Hawkers want to do trading without police harassment

WHILE hawkers' organisations are still complaining about the manner in which the City of Johannesburg treats them, the city insists its plans are to develop and integrate informal traders into the economy.

Just two weeks ago the One Voice of All Hawkers Association took to the streets demanding that the city dissolve the Metro Trading Company established to help hawkers in Johannesburg.

In a memorandum handed to the city, Ovoaha called for an investigation into allegations of bribes received by Metro police officers from illegal traders.

They also demanded that more stalls be put up to allow more hawkers to trade in the city centre.

Ovoaha further demanded that hawkers be included in the city's plans around trading during the Fifa 2010 World Cup.

But the latest protest by hawkers was different.

Ovoaha founding leader Zacharia Ramutula said hawkers were willing to cooperate.

"We are prepared to relocate to an allotted place and pay the required fee for trading," Ramutula said.

"All we want is to do our business without harassment from Metro police officers."

City of Johannesburg spokesperson Gabu Tugwana said the city had long resolved to integrate informal traders into the economy.

Tugwana further outlined the city's establishment of the MTC.

MTC was formed in 1999 to take care of informal traders and the taxi industry, giving them development support and managing the facilities the city has set aside for their trade.

Since 2006 MTC has helped hawkers to organise themselves yielding up to 30 cooperatives.

It has further organised business training for these cooperatives.

"The city acknowledges the need to sustain a livelihood and explore economic opportunities as very important," said Tugwana.

"But these cannot be met at the expense of commuters, pedestrians, formal businesses and other users of the city who want a clean, safe and well-organised environment."

He said though the city had Fifa obligations in 2010, it would try to minimise disruption of registered informal traders during the tournament.
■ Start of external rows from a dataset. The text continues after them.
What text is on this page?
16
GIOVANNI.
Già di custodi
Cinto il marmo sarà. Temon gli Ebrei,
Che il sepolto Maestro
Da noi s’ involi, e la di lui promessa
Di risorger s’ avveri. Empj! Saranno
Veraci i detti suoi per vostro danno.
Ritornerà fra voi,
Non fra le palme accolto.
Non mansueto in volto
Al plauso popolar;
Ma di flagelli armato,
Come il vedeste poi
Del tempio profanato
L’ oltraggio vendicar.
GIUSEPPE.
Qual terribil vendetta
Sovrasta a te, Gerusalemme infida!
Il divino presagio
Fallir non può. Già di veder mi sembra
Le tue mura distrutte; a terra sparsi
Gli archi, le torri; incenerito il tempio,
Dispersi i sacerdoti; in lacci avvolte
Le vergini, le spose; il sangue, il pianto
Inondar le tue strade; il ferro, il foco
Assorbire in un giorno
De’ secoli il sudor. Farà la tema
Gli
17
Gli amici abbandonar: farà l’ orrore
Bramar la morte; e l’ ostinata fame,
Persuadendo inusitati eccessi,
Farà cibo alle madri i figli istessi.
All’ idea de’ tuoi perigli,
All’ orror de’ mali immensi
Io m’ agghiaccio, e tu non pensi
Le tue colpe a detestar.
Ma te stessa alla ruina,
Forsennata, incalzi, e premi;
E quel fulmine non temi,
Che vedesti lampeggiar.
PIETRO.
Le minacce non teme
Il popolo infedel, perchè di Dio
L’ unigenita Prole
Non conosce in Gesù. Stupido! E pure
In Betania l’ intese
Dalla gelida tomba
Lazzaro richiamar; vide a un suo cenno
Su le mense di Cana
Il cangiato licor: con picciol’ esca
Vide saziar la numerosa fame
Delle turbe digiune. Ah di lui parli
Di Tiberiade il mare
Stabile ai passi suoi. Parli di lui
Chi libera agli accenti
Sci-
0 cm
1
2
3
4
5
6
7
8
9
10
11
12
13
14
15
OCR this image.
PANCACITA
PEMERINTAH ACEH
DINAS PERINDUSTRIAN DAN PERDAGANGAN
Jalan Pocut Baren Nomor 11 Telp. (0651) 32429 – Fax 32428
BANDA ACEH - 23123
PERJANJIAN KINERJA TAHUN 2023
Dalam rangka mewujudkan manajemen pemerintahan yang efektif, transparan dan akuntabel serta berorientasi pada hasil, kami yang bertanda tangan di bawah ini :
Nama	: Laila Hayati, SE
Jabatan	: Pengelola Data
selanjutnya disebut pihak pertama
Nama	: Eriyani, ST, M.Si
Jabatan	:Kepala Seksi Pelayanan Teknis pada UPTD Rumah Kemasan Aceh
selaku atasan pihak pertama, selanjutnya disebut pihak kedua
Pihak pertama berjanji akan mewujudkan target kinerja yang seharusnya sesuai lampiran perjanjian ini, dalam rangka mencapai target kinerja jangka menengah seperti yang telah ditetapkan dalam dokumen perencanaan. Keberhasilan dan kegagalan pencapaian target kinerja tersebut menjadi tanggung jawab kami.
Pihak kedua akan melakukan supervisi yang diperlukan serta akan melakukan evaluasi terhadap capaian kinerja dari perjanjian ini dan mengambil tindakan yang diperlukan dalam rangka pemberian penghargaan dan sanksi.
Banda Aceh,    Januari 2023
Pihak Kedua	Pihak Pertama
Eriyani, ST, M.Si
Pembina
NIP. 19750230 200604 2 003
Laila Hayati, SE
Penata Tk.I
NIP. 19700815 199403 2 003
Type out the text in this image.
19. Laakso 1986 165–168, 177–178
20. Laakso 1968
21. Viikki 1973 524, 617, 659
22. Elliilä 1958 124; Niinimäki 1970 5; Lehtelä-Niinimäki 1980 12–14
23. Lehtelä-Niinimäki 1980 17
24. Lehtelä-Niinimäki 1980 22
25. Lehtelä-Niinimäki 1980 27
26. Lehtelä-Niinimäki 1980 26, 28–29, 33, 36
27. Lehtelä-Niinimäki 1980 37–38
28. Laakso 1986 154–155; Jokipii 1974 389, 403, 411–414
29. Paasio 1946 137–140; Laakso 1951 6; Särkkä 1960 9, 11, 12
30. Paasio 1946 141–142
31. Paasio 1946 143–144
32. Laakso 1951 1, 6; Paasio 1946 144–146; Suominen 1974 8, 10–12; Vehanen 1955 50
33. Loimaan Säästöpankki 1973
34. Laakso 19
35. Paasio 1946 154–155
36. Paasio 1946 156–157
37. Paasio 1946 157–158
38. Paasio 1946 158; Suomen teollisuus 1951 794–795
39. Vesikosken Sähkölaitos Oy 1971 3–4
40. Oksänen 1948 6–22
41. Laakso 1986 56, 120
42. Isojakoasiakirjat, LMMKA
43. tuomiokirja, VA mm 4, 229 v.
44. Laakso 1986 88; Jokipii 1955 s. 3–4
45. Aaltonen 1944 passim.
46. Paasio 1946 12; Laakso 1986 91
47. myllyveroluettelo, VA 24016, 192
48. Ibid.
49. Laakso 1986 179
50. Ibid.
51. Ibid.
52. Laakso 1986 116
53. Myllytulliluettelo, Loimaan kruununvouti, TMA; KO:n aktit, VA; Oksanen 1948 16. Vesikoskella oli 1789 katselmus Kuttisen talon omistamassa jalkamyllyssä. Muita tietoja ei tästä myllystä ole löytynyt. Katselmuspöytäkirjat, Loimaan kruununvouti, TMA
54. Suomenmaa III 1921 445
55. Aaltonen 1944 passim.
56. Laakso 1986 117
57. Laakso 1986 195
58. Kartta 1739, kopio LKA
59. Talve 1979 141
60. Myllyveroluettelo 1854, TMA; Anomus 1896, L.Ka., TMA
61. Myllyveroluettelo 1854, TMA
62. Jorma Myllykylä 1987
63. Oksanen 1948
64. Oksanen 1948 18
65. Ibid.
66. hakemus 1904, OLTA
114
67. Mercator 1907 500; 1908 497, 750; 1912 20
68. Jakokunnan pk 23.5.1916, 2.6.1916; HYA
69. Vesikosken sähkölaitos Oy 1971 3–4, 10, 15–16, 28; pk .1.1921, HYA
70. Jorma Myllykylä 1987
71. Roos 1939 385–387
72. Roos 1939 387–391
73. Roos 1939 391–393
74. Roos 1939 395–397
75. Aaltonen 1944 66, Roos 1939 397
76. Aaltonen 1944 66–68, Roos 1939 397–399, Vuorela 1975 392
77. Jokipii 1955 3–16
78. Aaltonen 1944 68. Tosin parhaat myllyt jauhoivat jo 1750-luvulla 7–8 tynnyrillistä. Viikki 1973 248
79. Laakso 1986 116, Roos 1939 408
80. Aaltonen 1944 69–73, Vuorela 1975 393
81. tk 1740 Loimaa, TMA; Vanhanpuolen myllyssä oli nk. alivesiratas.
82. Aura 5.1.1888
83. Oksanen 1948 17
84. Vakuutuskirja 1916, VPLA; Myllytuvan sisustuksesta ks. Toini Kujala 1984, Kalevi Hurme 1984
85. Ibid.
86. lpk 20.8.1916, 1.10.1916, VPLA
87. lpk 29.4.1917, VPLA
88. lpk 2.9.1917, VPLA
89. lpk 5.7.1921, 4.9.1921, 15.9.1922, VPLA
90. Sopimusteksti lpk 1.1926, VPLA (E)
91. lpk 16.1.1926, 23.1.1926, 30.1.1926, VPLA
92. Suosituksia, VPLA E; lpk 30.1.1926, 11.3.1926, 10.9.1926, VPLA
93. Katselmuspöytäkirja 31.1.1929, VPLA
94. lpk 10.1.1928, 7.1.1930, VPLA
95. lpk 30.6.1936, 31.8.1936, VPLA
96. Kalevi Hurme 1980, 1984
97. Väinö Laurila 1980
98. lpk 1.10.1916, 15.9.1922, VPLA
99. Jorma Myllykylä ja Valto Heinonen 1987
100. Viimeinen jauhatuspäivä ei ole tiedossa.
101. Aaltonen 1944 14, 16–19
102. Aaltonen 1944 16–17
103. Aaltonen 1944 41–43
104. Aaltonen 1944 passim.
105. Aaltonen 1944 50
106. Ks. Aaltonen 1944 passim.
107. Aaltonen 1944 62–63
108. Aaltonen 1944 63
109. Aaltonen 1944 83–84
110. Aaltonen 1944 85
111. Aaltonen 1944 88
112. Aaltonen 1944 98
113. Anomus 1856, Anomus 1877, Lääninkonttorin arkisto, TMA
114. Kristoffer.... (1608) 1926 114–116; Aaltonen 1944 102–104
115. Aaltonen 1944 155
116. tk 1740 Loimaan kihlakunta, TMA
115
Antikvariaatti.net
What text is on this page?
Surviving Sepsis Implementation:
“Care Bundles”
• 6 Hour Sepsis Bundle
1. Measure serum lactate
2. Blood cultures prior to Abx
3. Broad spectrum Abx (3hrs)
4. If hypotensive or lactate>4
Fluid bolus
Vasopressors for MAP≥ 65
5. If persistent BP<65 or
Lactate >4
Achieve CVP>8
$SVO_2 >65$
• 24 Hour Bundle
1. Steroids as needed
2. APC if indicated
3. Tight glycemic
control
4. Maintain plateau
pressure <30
The executive director of the 2010 World Cup in the City of Johannesburg, Sibongile Mazibuko, said there were already plans to make more opportunities for informal traders.

"There will be fan parks and fan mile boulevards on the roads towards the stadium where informal traders will trade during the World Cup," said Mazibuko.

She said the hawkers intending to trade on World Cup-designated areas can contact the city's economic development unit to get accreditation.